A sourcing region in tropical moist forest, showing 218 deforestation alerts in the surrounding 2km buffer, 2,100 species occurrence records, and an EVI of 0.42:

"The turkey vulture soars high, seeing patterns the ground-level view misses. It does not recognize your Area of Interest boundary. It sees a system. What it would see here is a small, intact patch of forest being systematically cornered. The 270 deforestation alerts in the 2km buffer are not distant noise; they are the sound of the dinner bell."

This is not creative writing. Every claim traces to spatial data. The vulture was identified from GBIF records at this location. The deforestation alerts are from Global Forest Watch. The perspective is the vulture's, but the evidence is the platform's.

Archaster can generate these perspectives for any landscape, from any ecologically relevant stakeholder present in the data — a keystone species, a watershed, the soil system, a pollinator population. The nature proxy chooses which perspective to bring into the room. The platform provides the evidence to back it up.

What this gives a nature proxy that a risk score cannot:

A risk score tells the board "this location has elevated nature risk." The board notes it, files it, moves on.
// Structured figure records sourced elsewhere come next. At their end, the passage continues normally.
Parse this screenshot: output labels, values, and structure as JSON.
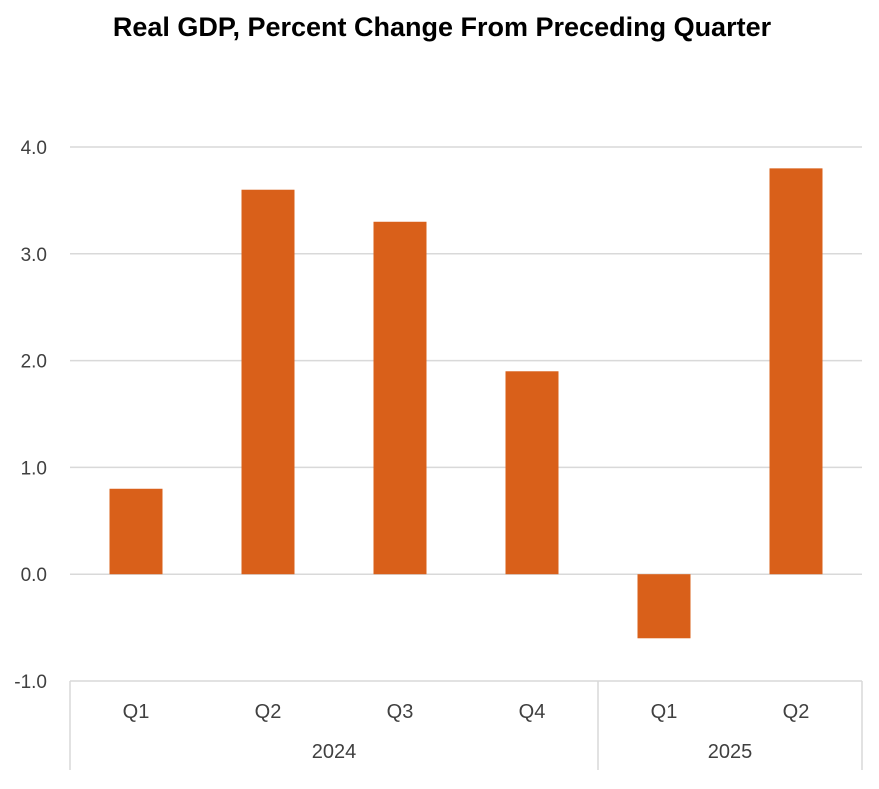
{
  "chart_data": {
    "type": "bar",
    "title": "Real GDP, Percent Change From Preceding Quarter",
    "categories": [
      "Q1",
      "Q2",
      "Q3",
      "Q4",
      "Q1",
      "Q2"
    ],
    "groups": [
      {
        "label": "2024",
        "count": 4
      },
      {
        "label": "2025",
        "count": 2
      }
    ],
    "values": [
      0.8,
      3.6,
      3.3,
      1.9,
      -0.6,
      3.8
    ],
    "ylim": [
      -1.0,
      4.0
    ],
    "yticks": [
      "-1.0",
      "0.0",
      "1.0",
      "2.0",
      "3.0",
      "4.0"
    ],
    "xlabel": "",
    "ylabel": "",
    "grid": true,
    "bar_color": "#D9601A",
    "grid_color": "#D9D9D9",
    "text_color": "#404040"
  }
}
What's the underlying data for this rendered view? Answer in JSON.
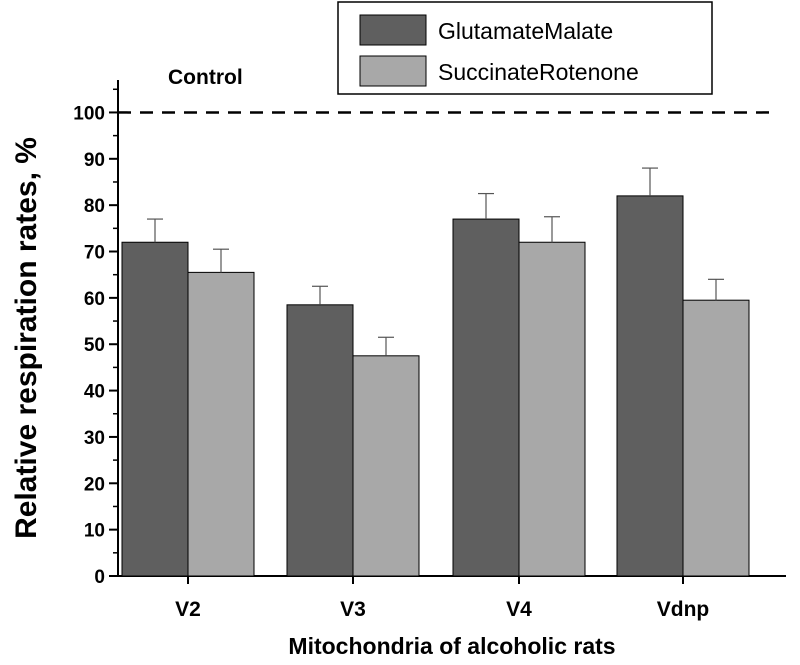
{
  "chart_data": {
    "type": "bar",
    "title": "",
    "xlabel": "Mitochondria of alcoholic rats",
    "ylabel": "Relative respiration rates, %",
    "categories": [
      "V2",
      "V3",
      "V4",
      "Vdnp"
    ],
    "series": [
      {
        "name": "GlutamateMalate",
        "values": [
          72,
          58.5,
          77,
          82
        ],
        "errors": [
          5,
          4,
          5.5,
          6
        ],
        "color": "#5f5f5f"
      },
      {
        "name": "SuccinateRotenone",
        "values": [
          65.5,
          47.5,
          72,
          59.5
        ],
        "errors": [
          5,
          4,
          5.5,
          4.5
        ],
        "color": "#a8a8a8"
      }
    ],
    "ylim": [
      0,
      107
    ],
    "yticks": [
      0,
      10,
      20,
      30,
      40,
      50,
      60,
      70,
      80,
      90,
      100
    ],
    "reference_line": {
      "value": 100,
      "label": "Control",
      "style": "dashed"
    },
    "legend_position": "top-right",
    "grid": false
  }
}
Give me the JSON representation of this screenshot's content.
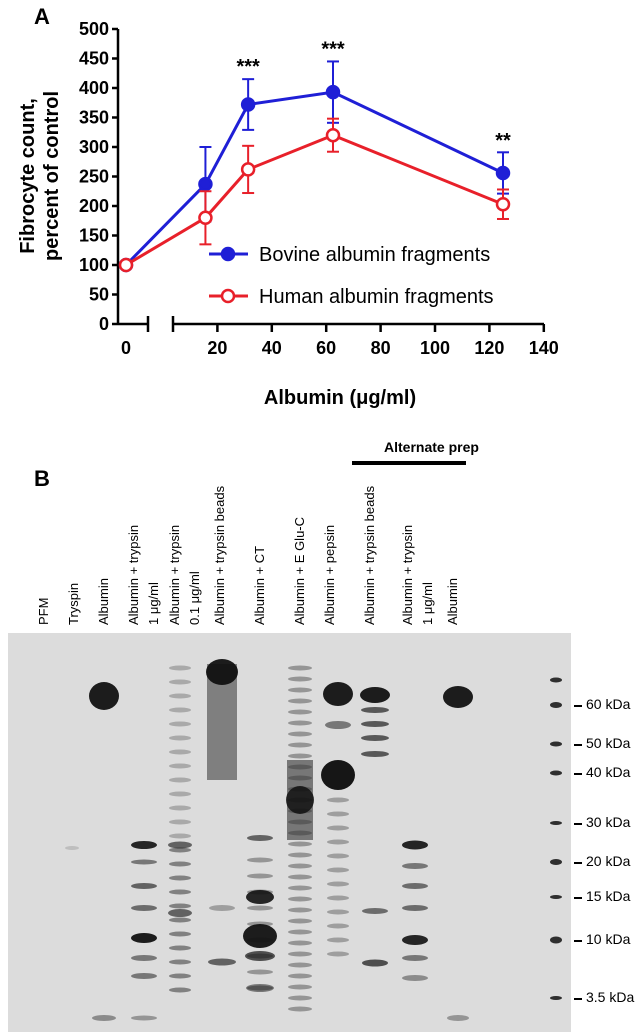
{
  "panel_a_letter": "A",
  "panel_b_letter": "B",
  "chart_data": {
    "type": "line",
    "title": "",
    "ylabel_line1": "Fibrocyte count,",
    "ylabel_line2": "percent of control",
    "xlabel": "Albumin (μg/ml)",
    "ylim": [
      0,
      500
    ],
    "yticks": [
      0,
      50,
      100,
      150,
      200,
      250,
      300,
      350,
      400,
      450,
      500
    ],
    "xticks": [
      0,
      20,
      40,
      60,
      80,
      100,
      120,
      140
    ],
    "x_axis_break": true,
    "grid": false,
    "legend_position": "lower-right",
    "series": [
      {
        "name": "Bovine albumin fragments",
        "color": "#1f1fd6",
        "marker": "filled-circle",
        "x": [
          0,
          15.6,
          31.3,
          62.5,
          125
        ],
        "y": [
          100,
          237,
          372,
          393,
          256
        ],
        "err": [
          0,
          63,
          43,
          52,
          35
        ]
      },
      {
        "name": "Human albumin fragments",
        "color": "#e8202a",
        "marker": "open-circle",
        "x": [
          0,
          15.6,
          31.3,
          62.5,
          125
        ],
        "y": [
          100,
          180,
          262,
          320,
          203
        ],
        "err": [
          0,
          45,
          40,
          28,
          25
        ]
      }
    ],
    "annotations": [
      {
        "x": 31.3,
        "y": 415,
        "text": "***"
      },
      {
        "x": 62.5,
        "y": 445,
        "text": "***"
      },
      {
        "x": 125,
        "y": 290,
        "text": "**"
      }
    ]
  },
  "gel": {
    "group_label": "Alternate prep",
    "lanes": [
      {
        "label_line1": "PFM",
        "label_line2": ""
      },
      {
        "label_line1": "Tryspin",
        "label_line2": ""
      },
      {
        "label_line1": "Albumin",
        "label_line2": ""
      },
      {
        "label_line1": "Albumin + trypsin",
        "label_line2": "1 μg/ml"
      },
      {
        "label_line1": "Albumin + trypsin",
        "label_line2": "0.1 μg/ml"
      },
      {
        "label_line1": "Albumin + trypsin beads",
        "label_line2": ""
      },
      {
        "label_line1": "Albumin + CT",
        "label_line2": ""
      },
      {
        "label_line1": "Albumin + E Glu-C",
        "label_line2": ""
      },
      {
        "label_line1": "Albumin + pepsin",
        "label_line2": ""
      },
      {
        "label_line1": "Albumin + trypsin beads",
        "label_line2": ""
      },
      {
        "label_line1": "Albumin + trypsin",
        "label_line2": "1 μg/ml"
      },
      {
        "label_line1": "Albumin",
        "label_line2": ""
      }
    ],
    "markers": [
      "60 kDa",
      "50 kDa",
      "40 kDa",
      "30 kDa",
      "20 kDa",
      "15 kDa",
      "10 kDa",
      "3.5 kDa"
    ]
  }
}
A perspective tells the board what that risk looks like from the other side of the decision — from the species, the watershed, the ecosystem that will absorb the consequences. That is harder to file and move on from. It is also harder to dismiss, because every claim is cited to verifiable data.

The proxy's job is not to provide data. Data is available. The proxy's job is to make the living world present in the room in a way that changes what the board considers. Archaster is built for that.

Beyond the EIA

A one-time environmental impact assessment tells you what a landscape looked like on the day someone visited it. Archaster shows you its vegetation trajectory, 40-year water history, deforestation context, and more — and what it is doing now. That is the difference between a snapshot and accountability.

Nature in the room

Not in the appendix. Not in the annual report. In the meeting, when the decision is being made.
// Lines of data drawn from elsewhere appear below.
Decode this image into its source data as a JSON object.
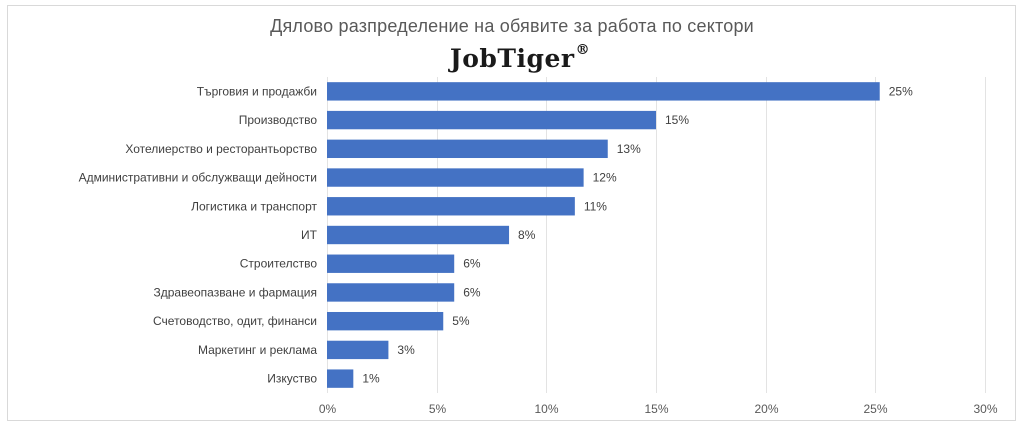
{
  "chart_data": {
    "type": "bar",
    "orientation": "horizontal",
    "title": "Дялово разпределение на обявите за работа по сектори",
    "brand": "JobTiger",
    "brand_mark": "®",
    "categories": [
      "Търговия и продажби",
      "Производство",
      "Хотелиерство и ресторантьорство",
      "Административни и обслужващи дейности",
      "Логистика и транспорт",
      "ИТ",
      "Строителство",
      "Здравеопазване и фармация",
      "Счетоводство, одит, финанси",
      "Маркетинг и реклама",
      "Изкуство"
    ],
    "values": [
      25.2,
      15.0,
      12.8,
      11.7,
      11.3,
      8.3,
      5.8,
      5.8,
      5.3,
      2.8,
      1.2
    ],
    "data_labels": [
      "25%",
      "15%",
      "13%",
      "12%",
      "11%",
      "8%",
      "6%",
      "6%",
      "5%",
      "3%",
      "1%"
    ],
    "xlim": [
      0,
      30
    ],
    "x_ticks": [
      "0%",
      "5%",
      "10%",
      "15%",
      "20%",
      "25%",
      "30%"
    ],
    "x_tick_values": [
      0,
      5,
      10,
      15,
      20,
      25,
      30
    ],
    "grid": true,
    "legend": "none",
    "bar_color": "#4472c4"
  }
}
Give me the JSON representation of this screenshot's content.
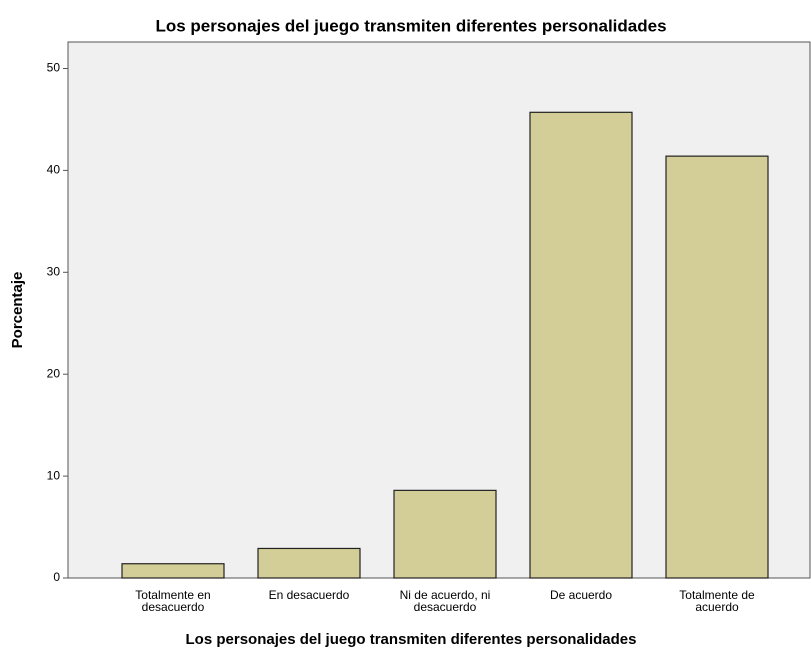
{
  "chart_data": {
    "type": "bar",
    "title": "Los personajes del juego transmiten diferentes personalidades",
    "x_label": "Los personajes del juego transmiten diferentes personalidades",
    "y_label": "Porcentaje",
    "categories": [
      "Totalmente en\ndesacuerdo",
      "En desacuerdo",
      "Ni de acuerdo, ni\ndesacuerdo",
      "De acuerdo",
      "Totalmente de\nacuerdo"
    ],
    "values": [
      1.4,
      2.9,
      8.6,
      45.7,
      41.4
    ],
    "color": "#d3ce97",
    "ylim": [
      0,
      52.6
    ],
    "yticks": [
      0,
      10,
      20,
      30,
      40,
      50
    ],
    "grid": false
  }
}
Frequently asked questions

What is a nature proxy and what do they need to function?

A nature proxy is a board-level representative for nature's interests — a role pioneered by organisations like Faith in Nature. To exercise that role meaningfully, they need access to current, place-based ecological intelligence: what is the condition of the landscapes our decisions affect, and how is that changing? Archaster provides that — vegetation health, biodiversity status, deforestation context, water history — for any location, without requiring GIS expertise.
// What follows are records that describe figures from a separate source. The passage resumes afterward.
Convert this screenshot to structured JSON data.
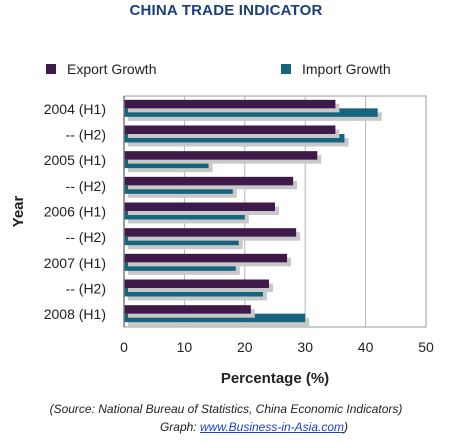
{
  "chart_data": {
    "type": "bar",
    "orientation": "horizontal",
    "title": "CHINA TRADE INDICATOR",
    "xlabel": "Percentage (%)",
    "ylabel": "Year",
    "xlim": [
      0,
      50
    ],
    "xticks": [
      "0",
      "10",
      "20",
      "30",
      "40",
      "50"
    ],
    "categories": [
      "2004 (H1)",
      "-- (H2)",
      "2005 (H1)",
      "-- (H2)",
      "2006 (H1)",
      "-- (H2)",
      "2007 (H1)",
      "-- (H2)",
      "2008 (H1)"
    ],
    "series": [
      {
        "name": "Export Growth",
        "color": "#3d1a4a",
        "values": [
          35,
          35,
          32,
          28,
          25,
          28.5,
          27,
          24,
          21
        ]
      },
      {
        "name": "Import Growth",
        "color": "#17647f",
        "values": [
          42,
          36.5,
          14,
          18,
          20,
          19,
          18.5,
          23,
          30
        ]
      }
    ],
    "grid": true,
    "legend_position": "top"
  },
  "footer": {
    "source": "(Source: National Bureau of Statistics, China Economic Indicators)",
    "graph_prefix": "Graph: ",
    "graph_link": "www.Business-in-Asia.com",
    "graph_suffix": ")"
  }
}
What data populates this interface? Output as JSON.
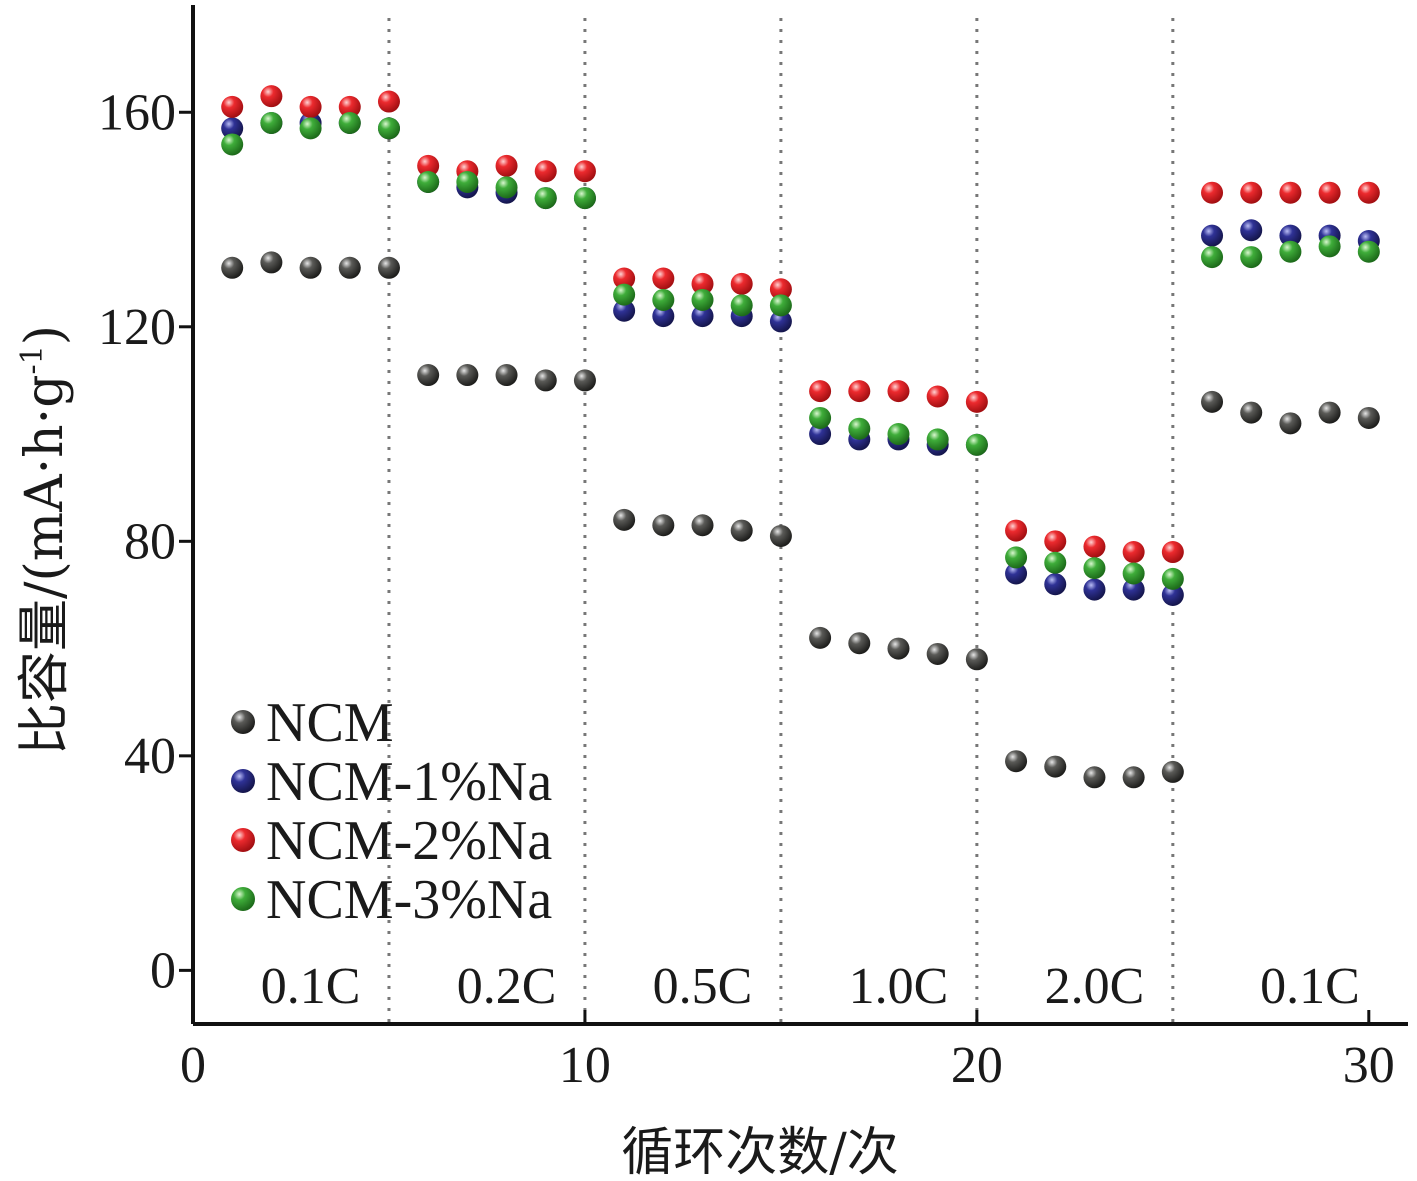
{
  "chart_data": {
    "type": "scatter",
    "xlabel": "循环次数/次",
    "ylabel_main": "比容量/(mA·h·g",
    "ylabel_sup": "-1",
    "ylabel_close": ")",
    "xlim": [
      0,
      31
    ],
    "ylim": [
      -10,
      180
    ],
    "xticks": [
      0,
      10,
      20,
      30
    ],
    "yticks": [
      0,
      40,
      80,
      120,
      160
    ],
    "grid": false,
    "legend_position": "bottom-left",
    "dividers": [
      5,
      10,
      15,
      20,
      25
    ],
    "rate_labels": [
      {
        "text": "0.1C",
        "x": 3
      },
      {
        "text": "0.2C",
        "x": 8
      },
      {
        "text": "0.5C",
        "x": 13
      },
      {
        "text": "1.0C",
        "x": 18
      },
      {
        "text": "2.0C",
        "x": 23
      },
      {
        "text": "0.1C",
        "x": 28.5
      }
    ],
    "x": [
      1,
      2,
      3,
      4,
      5,
      6,
      7,
      8,
      9,
      10,
      11,
      12,
      13,
      14,
      15,
      16,
      17,
      18,
      19,
      20,
      21,
      22,
      23,
      24,
      25,
      26,
      27,
      28,
      29,
      30
    ],
    "series": [
      {
        "name": "NCM",
        "color": "#4a4a47",
        "values": [
          131,
          132,
          131,
          131,
          131,
          111,
          111,
          111,
          110,
          110,
          84,
          83,
          83,
          82,
          81,
          62,
          61,
          60,
          59,
          58,
          39,
          38,
          36,
          36,
          37,
          106,
          104,
          102,
          104,
          103
        ]
      },
      {
        "name": "NCM-1%Na",
        "color": "#2c2e8c",
        "values": [
          157,
          158,
          158,
          158,
          157,
          147,
          146,
          145,
          144,
          144,
          123,
          122,
          122,
          122,
          121,
          100,
          99,
          99,
          98,
          98,
          74,
          72,
          71,
          71,
          70,
          137,
          138,
          137,
          137,
          136
        ]
      },
      {
        "name": "NCM-2%Na",
        "color": "#e8262a",
        "values": [
          161,
          163,
          161,
          161,
          162,
          150,
          149,
          150,
          149,
          149,
          129,
          129,
          128,
          128,
          127,
          108,
          108,
          108,
          107,
          106,
          82,
          80,
          79,
          78,
          78,
          145,
          145,
          145,
          145,
          145
        ]
      },
      {
        "name": "NCM-3%Na",
        "color": "#3aa637",
        "values": [
          154,
          158,
          157,
          158,
          157,
          147,
          147,
          146,
          144,
          144,
          126,
          125,
          125,
          124,
          124,
          103,
          101,
          100,
          99,
          98,
          77,
          76,
          75,
          74,
          73,
          133,
          133,
          134,
          135,
          134
        ]
      }
    ]
  }
}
How does Archaster support ecological literacy at board level?

By translating satellite data and species records into plain language, adapted to the person asking. A board member, a procurement lead, and a restoration ecologist ask different questions about the same landscape. Archaster answers each of them. No background in biology or remote sensing required.

Can Archaster support TNFD adoption at board level?

Yes. The gap between companies that mention nature (93%) and those that disclose in line with TNFD (26%) is almost entirely a data gap — specifically the absence of site-level ecological evidence. Archaster provides that layer: cited, traceable, exportable. It feeds the LEAP process and the CSRD E4 disclosure without requiring a new consulting engagement for every site.

What is the Living World Steward capability?

Archaster can generate ecological assessments from the perspective of specific non-human stakeholders present in a landscape — a keystone species identified in GBIF data, a watershed system reflected in 40 years of surface water history, a pollinator population whose functional group representation the platform tracks. Each perspective is grounded in spatial and ecological evidence, cited to source. It is designed for governance contexts where the goal is not just to report on nature but to represent its interests in decisions that affect it. The capability draws on soil, freshwater, and ecoregion-specific keystone species by default, with the option to explore any ecologically relevant stakeholder the data supports.